The bad dreams are an old pattern, one I am learning to heal with writing and movement, study and support. I really thought I was past all that. But when it came roaring back I felt like I was a failure, like my efforts were futile in this world. I felt defeated there for a little bit. Old pattern, that.
But not all old patterns are damaging. I find drawing what is in front of me so very soothing. I draw, and then color or paint it in. This never fails to make me feel joyful in the moment. I drew obsessively during my whole childhood, then put it away, for the most part. Until recently. Now when I feel unable to drop down past fear, and relax into what I feel—I draw. Being sick, my usual go-to plan of walking and yoga and meditation just seemed too hard.
And drawing? It seemed too fun. (When untangling old patterns, maybe look for the fun, too? I feel better already.)
PS The poem in the picture is a line of a fragment, by the poet Praxilla of Sícyon, 450 BC. She composed many, many poems and was known for her scolia (short lyric poems for after-dinner entertainment).

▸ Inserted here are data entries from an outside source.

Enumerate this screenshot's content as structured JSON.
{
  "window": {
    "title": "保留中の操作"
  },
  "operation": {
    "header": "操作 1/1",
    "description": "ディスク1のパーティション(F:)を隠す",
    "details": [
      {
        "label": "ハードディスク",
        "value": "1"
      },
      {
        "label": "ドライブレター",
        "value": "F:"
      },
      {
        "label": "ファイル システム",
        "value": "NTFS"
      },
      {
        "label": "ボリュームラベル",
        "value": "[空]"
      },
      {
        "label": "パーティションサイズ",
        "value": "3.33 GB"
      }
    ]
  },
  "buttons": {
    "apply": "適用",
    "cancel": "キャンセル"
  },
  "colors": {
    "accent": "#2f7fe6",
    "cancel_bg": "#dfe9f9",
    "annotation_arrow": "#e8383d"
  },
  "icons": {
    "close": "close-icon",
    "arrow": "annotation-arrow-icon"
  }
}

One of the lyric muses, only eight of her fragments survive.
Here is the fragment in its entirety:
Fragment 1 | Praxilla of Sícyon, 450 BC
Loveliest of what I leave behind is the sunlight,
and loveliest after that the shining stars, and the moon’s face,
but also the cucumbers that are ripe, and pears, and apples.
This fragment makes a wonderful writing prompt. Think about what is the loveliest in your life, in this moment. What would you miss, if you had to leave this moment?
The other thing I loved as a child was writing poetry and stories. Old patterns, re-emerging, to help me make new ones.